In particular, the state of Hawaii was arguing that Trump’s prior statements displaying hostility and contempt for Islam were grounds for the Court ruling that Trump’s proposed ban violated First Amendment guarantees for the freedom of religion. Roberts essentially concluded, citing precedent, that the president’s power under the Constitution to admit or exclude foreign nationals was very largely beyond the scope of judicial review and that overturning the proposed ban on the basis of speculation as to the president’s motives would constitute an improper intrusion by the Court on executive authority. Still, it’s “interesting” to note that most of the statements Trump made that Hawaii cited as indicating prejudice against Muslims were made before he became president, when his “extraordinary power” didn’t exist. In fact, Roberts’ opinion, as far as I can tell, doesn’t rely at all on any notion of the president’s “extraordinary power” to address the American people that would somehow prevent his words from being used against him, but rather whether the president’s ban can be shown to have a “rational basis.” “That standard of review considers whether the entry policy is plausibly related to the Government’s stated objective to protect the country and improve vetting processes”—and, of course, Roberts found that it did. His little homily regarding the president’s “extraordinary power” strikes me as irrelevant to the actual decision and nothing more than mere “dicta” (“words”), without constitutional sanction in Hawaii and meaningless as “precedent” in Trump v. United States.
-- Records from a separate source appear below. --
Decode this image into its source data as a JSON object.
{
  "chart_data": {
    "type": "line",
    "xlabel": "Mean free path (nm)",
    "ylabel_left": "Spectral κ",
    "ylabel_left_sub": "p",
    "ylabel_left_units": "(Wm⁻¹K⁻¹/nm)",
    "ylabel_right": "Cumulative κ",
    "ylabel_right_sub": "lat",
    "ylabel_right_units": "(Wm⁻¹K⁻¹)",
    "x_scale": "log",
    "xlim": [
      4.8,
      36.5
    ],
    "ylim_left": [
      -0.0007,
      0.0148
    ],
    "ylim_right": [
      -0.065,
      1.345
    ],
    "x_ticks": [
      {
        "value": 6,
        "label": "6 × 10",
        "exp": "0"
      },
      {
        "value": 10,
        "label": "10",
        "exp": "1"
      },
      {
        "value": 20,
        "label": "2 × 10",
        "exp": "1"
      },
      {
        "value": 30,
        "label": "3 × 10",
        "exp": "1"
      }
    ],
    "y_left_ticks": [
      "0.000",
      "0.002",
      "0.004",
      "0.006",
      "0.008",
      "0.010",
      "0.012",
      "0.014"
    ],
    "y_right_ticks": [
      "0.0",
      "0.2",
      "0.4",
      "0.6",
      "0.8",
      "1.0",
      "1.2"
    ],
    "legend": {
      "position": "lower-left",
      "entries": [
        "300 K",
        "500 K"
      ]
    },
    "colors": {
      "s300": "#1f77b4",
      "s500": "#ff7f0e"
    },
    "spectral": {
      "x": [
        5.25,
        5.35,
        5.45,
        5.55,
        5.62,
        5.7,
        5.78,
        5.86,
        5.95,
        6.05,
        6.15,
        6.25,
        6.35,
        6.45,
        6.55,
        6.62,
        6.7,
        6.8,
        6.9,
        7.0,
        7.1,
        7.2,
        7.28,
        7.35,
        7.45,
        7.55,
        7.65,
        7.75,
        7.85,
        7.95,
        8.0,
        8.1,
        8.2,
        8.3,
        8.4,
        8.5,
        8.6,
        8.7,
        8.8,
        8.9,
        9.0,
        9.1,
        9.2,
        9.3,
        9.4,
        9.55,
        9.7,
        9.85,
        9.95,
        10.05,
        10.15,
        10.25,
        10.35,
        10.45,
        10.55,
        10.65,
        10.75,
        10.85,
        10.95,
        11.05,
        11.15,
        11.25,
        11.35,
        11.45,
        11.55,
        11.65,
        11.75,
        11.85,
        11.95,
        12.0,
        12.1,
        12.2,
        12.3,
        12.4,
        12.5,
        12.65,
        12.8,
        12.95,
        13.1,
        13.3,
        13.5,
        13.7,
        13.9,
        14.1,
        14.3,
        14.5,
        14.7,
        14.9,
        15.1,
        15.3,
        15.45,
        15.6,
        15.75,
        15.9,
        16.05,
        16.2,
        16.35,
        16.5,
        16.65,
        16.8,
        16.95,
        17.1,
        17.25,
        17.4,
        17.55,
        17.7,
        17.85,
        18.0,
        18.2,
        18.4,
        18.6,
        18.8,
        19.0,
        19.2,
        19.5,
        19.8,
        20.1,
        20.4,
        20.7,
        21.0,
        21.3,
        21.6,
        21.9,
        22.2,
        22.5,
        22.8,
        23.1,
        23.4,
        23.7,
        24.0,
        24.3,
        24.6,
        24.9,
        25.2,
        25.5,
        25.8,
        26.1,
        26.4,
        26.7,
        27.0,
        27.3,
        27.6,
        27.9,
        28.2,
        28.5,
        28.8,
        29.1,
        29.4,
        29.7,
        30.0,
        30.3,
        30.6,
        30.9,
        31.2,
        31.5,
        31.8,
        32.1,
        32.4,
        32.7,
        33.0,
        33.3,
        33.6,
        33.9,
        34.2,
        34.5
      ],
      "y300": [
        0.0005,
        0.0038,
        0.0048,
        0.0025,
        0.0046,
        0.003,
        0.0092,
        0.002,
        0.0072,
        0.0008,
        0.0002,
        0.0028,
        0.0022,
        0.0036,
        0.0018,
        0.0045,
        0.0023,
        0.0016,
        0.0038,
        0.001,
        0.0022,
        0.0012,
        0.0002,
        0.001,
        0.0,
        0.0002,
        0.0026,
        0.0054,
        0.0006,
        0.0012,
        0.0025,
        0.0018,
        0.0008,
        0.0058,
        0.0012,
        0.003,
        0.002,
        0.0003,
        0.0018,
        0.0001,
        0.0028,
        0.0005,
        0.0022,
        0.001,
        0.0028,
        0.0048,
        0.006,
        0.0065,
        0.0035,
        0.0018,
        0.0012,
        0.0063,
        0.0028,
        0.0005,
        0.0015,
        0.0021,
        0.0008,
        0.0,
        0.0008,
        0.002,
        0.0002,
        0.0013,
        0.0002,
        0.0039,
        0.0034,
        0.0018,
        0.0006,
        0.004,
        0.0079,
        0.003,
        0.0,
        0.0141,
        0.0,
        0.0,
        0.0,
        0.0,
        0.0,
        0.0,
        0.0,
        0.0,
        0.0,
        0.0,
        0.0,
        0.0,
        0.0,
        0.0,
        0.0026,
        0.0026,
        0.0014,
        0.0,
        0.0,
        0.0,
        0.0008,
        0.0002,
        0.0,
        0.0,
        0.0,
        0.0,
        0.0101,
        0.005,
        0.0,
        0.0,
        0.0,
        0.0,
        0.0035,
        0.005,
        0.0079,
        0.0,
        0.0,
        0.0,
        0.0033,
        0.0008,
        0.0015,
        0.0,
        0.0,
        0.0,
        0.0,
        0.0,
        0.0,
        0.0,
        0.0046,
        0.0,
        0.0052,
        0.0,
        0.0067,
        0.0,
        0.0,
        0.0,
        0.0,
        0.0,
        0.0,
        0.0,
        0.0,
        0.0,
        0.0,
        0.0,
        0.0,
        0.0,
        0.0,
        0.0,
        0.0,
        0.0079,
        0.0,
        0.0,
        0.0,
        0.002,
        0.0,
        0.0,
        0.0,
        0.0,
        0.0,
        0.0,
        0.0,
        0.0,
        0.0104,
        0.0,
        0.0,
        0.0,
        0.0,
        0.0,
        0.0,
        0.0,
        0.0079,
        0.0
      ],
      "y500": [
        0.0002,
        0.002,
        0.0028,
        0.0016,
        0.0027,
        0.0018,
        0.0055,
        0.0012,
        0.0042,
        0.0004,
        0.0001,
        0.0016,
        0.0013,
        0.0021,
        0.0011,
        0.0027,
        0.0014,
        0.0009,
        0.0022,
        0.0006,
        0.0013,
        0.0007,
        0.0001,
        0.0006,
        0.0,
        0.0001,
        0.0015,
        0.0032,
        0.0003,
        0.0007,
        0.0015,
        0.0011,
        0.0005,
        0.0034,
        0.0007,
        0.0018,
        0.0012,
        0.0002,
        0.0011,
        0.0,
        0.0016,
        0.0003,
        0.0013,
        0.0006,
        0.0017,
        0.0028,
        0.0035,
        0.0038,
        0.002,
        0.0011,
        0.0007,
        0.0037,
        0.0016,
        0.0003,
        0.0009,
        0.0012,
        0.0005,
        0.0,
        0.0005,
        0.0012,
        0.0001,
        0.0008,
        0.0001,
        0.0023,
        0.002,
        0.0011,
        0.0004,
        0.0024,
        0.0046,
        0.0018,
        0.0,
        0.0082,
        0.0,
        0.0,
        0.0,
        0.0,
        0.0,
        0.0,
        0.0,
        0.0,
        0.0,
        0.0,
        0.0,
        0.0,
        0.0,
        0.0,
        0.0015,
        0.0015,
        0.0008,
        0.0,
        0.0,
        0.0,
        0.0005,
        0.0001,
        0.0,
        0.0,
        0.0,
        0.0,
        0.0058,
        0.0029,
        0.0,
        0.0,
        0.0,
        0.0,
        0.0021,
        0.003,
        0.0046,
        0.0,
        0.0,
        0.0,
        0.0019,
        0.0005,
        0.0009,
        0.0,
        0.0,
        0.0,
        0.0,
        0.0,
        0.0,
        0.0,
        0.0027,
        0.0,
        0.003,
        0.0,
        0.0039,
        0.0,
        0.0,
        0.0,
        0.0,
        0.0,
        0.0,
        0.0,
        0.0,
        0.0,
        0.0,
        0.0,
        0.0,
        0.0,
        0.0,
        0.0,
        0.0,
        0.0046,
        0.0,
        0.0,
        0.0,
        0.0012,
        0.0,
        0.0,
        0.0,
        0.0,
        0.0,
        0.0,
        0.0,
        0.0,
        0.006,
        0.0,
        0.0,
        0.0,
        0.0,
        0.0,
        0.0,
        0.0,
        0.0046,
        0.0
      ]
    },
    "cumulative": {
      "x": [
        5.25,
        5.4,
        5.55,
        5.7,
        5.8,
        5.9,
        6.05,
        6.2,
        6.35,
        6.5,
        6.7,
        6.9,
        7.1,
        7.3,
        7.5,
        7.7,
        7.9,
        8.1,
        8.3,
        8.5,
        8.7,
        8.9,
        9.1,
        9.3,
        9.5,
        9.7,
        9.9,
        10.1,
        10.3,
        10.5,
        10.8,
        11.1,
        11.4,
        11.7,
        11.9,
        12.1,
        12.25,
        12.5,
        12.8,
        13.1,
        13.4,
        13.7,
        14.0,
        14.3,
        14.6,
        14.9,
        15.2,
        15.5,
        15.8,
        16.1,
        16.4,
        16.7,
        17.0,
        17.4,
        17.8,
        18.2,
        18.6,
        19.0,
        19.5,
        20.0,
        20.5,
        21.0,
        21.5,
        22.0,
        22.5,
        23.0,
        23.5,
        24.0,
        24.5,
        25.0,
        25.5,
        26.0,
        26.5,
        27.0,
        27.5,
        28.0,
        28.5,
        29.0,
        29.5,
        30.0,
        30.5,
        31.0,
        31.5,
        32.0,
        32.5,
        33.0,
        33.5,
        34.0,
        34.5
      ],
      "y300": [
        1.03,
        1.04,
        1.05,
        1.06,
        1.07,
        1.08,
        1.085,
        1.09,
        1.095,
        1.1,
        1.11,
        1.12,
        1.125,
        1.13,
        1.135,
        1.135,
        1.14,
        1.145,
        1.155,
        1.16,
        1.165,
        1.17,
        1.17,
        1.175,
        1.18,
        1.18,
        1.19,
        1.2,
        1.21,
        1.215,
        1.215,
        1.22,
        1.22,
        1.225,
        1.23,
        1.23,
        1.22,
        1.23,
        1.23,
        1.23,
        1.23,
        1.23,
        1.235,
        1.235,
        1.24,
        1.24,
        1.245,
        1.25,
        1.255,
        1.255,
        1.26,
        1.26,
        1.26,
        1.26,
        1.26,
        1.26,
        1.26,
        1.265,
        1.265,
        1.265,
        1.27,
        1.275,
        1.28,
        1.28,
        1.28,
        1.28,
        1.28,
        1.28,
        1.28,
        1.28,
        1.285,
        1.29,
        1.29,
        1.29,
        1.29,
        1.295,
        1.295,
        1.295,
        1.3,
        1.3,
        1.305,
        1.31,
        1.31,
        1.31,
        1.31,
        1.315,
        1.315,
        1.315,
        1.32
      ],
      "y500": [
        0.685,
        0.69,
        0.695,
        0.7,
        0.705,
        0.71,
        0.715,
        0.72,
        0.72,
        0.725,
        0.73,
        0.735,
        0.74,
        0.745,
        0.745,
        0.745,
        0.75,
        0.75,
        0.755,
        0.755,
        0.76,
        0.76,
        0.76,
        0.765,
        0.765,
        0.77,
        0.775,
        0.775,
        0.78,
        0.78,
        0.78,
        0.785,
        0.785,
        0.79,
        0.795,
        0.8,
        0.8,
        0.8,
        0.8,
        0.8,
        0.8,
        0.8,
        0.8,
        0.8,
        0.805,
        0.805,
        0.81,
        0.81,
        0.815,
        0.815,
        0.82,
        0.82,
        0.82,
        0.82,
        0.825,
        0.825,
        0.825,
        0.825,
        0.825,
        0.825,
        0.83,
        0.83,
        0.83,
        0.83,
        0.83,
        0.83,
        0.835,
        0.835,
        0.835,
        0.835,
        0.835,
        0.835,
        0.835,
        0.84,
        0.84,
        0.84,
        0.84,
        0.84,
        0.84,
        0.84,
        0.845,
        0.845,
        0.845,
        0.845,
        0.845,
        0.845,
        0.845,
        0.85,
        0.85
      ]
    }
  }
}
On a case by case basis, I often agree with supposedly “originalist” decisions—though often I do not. What I don’t accept is the notion that all of these cases—along with the many that I don’t agree with—are little more than exercises in deductive legal logic, carried out with near-geometric precision and ease.
This notion that Roberts’ decision is somehow “limited”—making it, I guess, only mildly atrocious—is also the tack taken by Justice Amy Coney Barnett in her pathetic concurring (in part) opinion, wherein she pretends that this is a “narrow” ruling, which it most obviously isn’t. Amy reminds me of a sorority girl who gets a ride from some cool Kappa Alpha guys and too late discovers they’re into dirty jokes, racist jokes, and antisemitic jokes, while enjoying tequila “shots” straight from the bottle. She wishes she hadn’t gotten in, but they are on the tennis team, and she’s never ridden in a Land Rover before, and anyway, you can’t expect her to walk, can you? In these heels?
I have, quite probably, used these “what ifs” before, but I’m too lazy to go back and reread everything I’ve written on the subject.